Center for Biostatistics, Department of Biomedical Informatics, College of Medicine, The Ohio State University, Columbus, OH.
Department of Mathematics and Statistics, Wake Forest University, Winston-Salem, NC.
Ann Epidemiol. 2019 May;33:19-23. doi: 10.1016/j.annepidem.2019.02.004. Epub 2019 Mar 12.
Opioid misuse is a national epidemic, and Ohio is one of the states most impacted by this crisis. Ohio collects county-level counts of opioid-associated deaths and treatment admissions. We jointly model these two outcomes and assess the association of each rate with social and structural factors.
We use a joint spatial rates model of death and treatment counts using a generalized common spatial factor model. In addition to covariate effects, we estimate a spatial factor for each county that characterizes structural factors not accounted for by other covariates in the model that are associated with both outcomes.

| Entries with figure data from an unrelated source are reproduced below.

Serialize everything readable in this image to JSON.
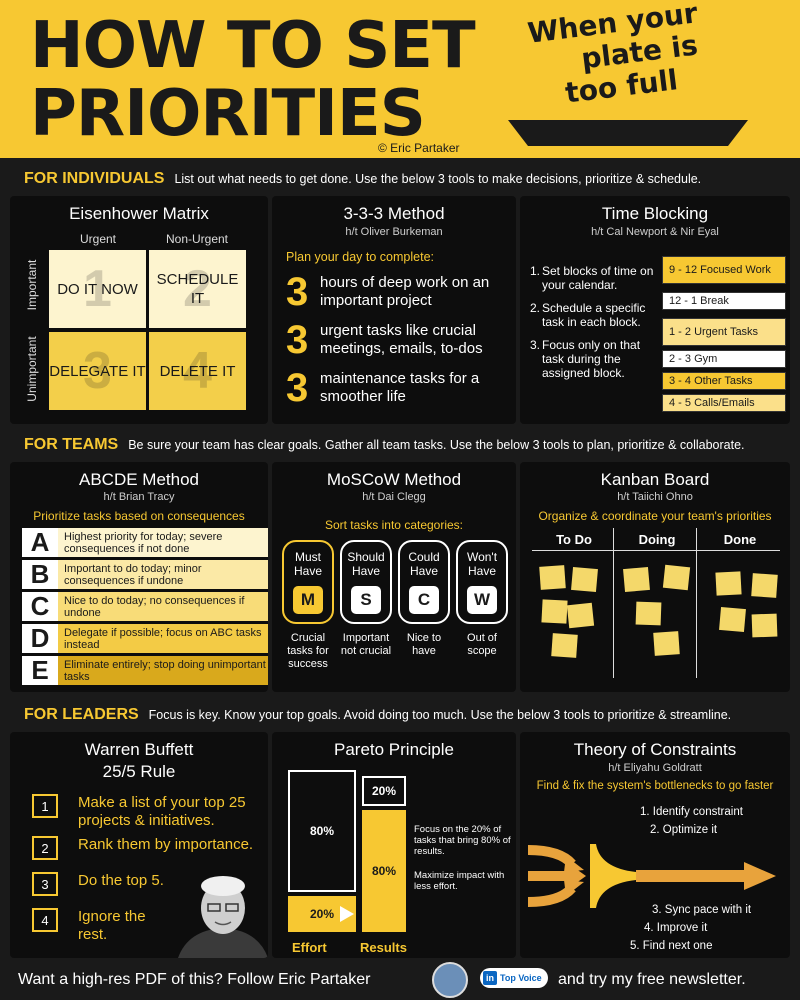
{
  "header": {
    "title_line1": "HOW TO SET",
    "title_line2": "PRIORITIES",
    "copyright": "© Eric Partaker",
    "subtitle": [
      "When your",
      "plate is",
      "too full"
    ]
  },
  "sections": {
    "individuals": {
      "label": "FOR INDIVIDUALS",
      "text": "List out what needs to get done. Use the below 3 tools to make decisions, prioritize & schedule."
    },
    "teams": {
      "label": "FOR TEAMS",
      "text": "Be sure your team has clear goals. Gather all team tasks. Use the below 3 tools to plan, prioritize & collaborate."
    },
    "leaders": {
      "label": "FOR LEADERS",
      "text": "Focus is key. Know your top goals. Avoid doing too much. Use the below 3 tools to prioritize & streamline."
    }
  },
  "eisenhower": {
    "title": "Eisenhower Matrix",
    "col_urgent": "Urgent",
    "col_non_urgent": "Non-Urgent",
    "row_important": "Important",
    "row_unimportant": "Unimportant",
    "cells": [
      {
        "num": "1",
        "text": "DO IT NOW",
        "color": "#fdf4cf"
      },
      {
        "num": "2",
        "text": "SCHEDULE IT",
        "color": "#fdf4cf"
      },
      {
        "num": "3",
        "text": "DELEGATE IT",
        "color": "#f3cf4a"
      },
      {
        "num": "4",
        "text": "DELETE IT",
        "color": "#f3cf4a"
      }
    ]
  },
  "method333": {
    "title": "3-3-3 Method",
    "credit": "h/t Oliver Burkeman",
    "intro": "Plan your day to complete:",
    "items": [
      {
        "num": "3",
        "text": "hours of deep work on an important project"
      },
      {
        "num": "3",
        "text": "urgent tasks like crucial meetings, emails, to-dos"
      },
      {
        "num": "3",
        "text": "maintenance tasks for a smoother life"
      }
    ]
  },
  "timeblocking": {
    "title": "Time Blocking",
    "credit": "h/t Cal Newport & Nir Eyal",
    "steps": [
      {
        "n": "1.",
        "text": "Set blocks of time on your calendar."
      },
      {
        "n": "2.",
        "text": "Schedule a specific task in each block."
      },
      {
        "n": "3.",
        "text": "Focus only on that task during the assigned block."
      }
    ],
    "blocks": [
      {
        "text": "9 - 12 Focused Work",
        "color": "#f7c832"
      },
      {
        "text": "12 - 1 Break",
        "color": "#ffffff"
      },
      {
        "text": "1 - 2 Urgent Tasks",
        "color": "#fbe08a"
      },
      {
        "text": "2 - 3 Gym",
        "color": "#ffffff"
      },
      {
        "text": "3 - 4 Other Tasks",
        "color": "#f7c832"
      },
      {
        "text": "4 - 5 Calls/Emails",
        "color": "#fbe08a"
      }
    ]
  },
  "abcde": {
    "title": "ABCDE Method",
    "credit": "h/t Brian Tracy",
    "intro": "Prioritize tasks based on consequences",
    "rows": [
      {
        "letter": "A",
        "text": "Highest priority for today; severe consequences if not done",
        "color": "#fdf4cf"
      },
      {
        "letter": "B",
        "text": "Important to do today; minor consequences if undone",
        "color": "#fbe9a6"
      },
      {
        "letter": "C",
        "text": "Nice to do today; no consequences if undone",
        "color": "#f8dc78"
      },
      {
        "letter": "D",
        "text": "Delegate if possible; focus on ABC tasks instead",
        "color": "#f3cb45"
      },
      {
        "letter": "E",
        "text": "Eliminate entirely; stop doing unimportant tasks",
        "color": "#d9a91c"
      }
    ]
  },
  "moscow": {
    "title": "MoSCoW Method",
    "credit": "h/t Dai Clegg",
    "intro": "Sort tasks into categories:",
    "cols": [
      {
        "label": "Must Have",
        "letter": "M",
        "desc": "Crucial tasks for success",
        "highlight": true
      },
      {
        "label": "Should Have",
        "letter": "S",
        "desc": "Important not crucial",
        "highlight": false
      },
      {
        "label": "Could Have",
        "letter": "C",
        "desc": "Nice to have",
        "highlight": false
      },
      {
        "label": "Won't Have",
        "letter": "W",
        "desc": "Out of scope",
        "highlight": false
      }
    ]
  },
  "kanban": {
    "title": "Kanban Board",
    "credit": "h/t Taiichi Ohno",
    "intro": "Organize & coordinate your team's priorities",
    "columns": [
      "To Do",
      "Doing",
      "Done"
    ]
  },
  "buffett": {
    "title_line1": "Warren Buffett",
    "title_line2": "25/5 Rule",
    "items": [
      {
        "n": "1",
        "text": "Make a list of your top 25 projects & initiatives."
      },
      {
        "n": "2",
        "text": "Rank them by importance."
      },
      {
        "n": "3",
        "text": "Do the top 5."
      },
      {
        "n": "4",
        "text": "Ignore the rest."
      }
    ]
  },
  "pareto": {
    "title": "Pareto Principle",
    "effort_top": "80%",
    "effort_bottom": "20%",
    "results_top": "20%",
    "results_bottom": "80%",
    "note1": "Focus on the 20% of tasks that bring 80% of results.",
    "note2": "Maximize impact with less effort.",
    "effort_label": "Effort",
    "results_label": "Results"
  },
  "constraints": {
    "title": "Theory of Constraints",
    "credit": "h/t Eliyahu Goldratt",
    "intro": "Find & fix the system's bottlenecks to go faster",
    "steps": [
      "1. Identify constraint",
      "2. Optimize it",
      "3. Sync pace with it",
      "4. Improve it",
      "5. Find next one"
    ]
  },
  "footer": {
    "text_before": "Want a high-res PDF of this? Follow Eric Partaker",
    "badge": "Top Voice",
    "badge_in": "in",
    "text_after": "and try my free newsletter."
  },
  "colors": {
    "accent": "#f7c832",
    "background": "#1a1a1a",
    "panel": "#0d0d0d"
  }
}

We observed an association of health professional shortage area with death rates and the rate of people 18-64 on disability with treatment rates. The proportion of single female households was associated with both outcomes. We estimated the presence of unmeasured risk factors in the southwestern part of the state and unmeasured protective factors in the eastern region.
We described associations of social and structural covariates with the death and treatment rates. We also characterized counties with latent risk that can provide a launching point for future investigations to determine potential sources of that risk.
阿片类药物滥用是一场全国性的流行病,俄亥俄州是受这场危机影响最严重的州之一。俄亥俄州收集与阿片类药物相关的死亡和治疗入院人数的县级数据。我们共同对这两个结果进行建模,并评估每个比率与社会和结构因素的关联。
我们使用广义公共空间因素模型对死亡和治疗计数进行联合空间比率模型。除了协变量效应外,我们还为每个县估计了一个空间因素,该因素描述了模型中其他协变量未涵盖的与两个结果都相关的结构因素。
我们观察到卫生专业短缺地区与死亡率以及 18-64 岁残疾人群的治疗率之间存在关联。单身女性家庭的比例与这两个结果都有关联。我们估计该州西南部存在未测量的危险因素和东部地区存在未测量的保护因素。
我们描述了社会和结构协变量与死亡率和治疗率的关联。我们还描述了具有潜在风险的县,这可以为未来的调查提供起点,以确定该风险的潜在来源。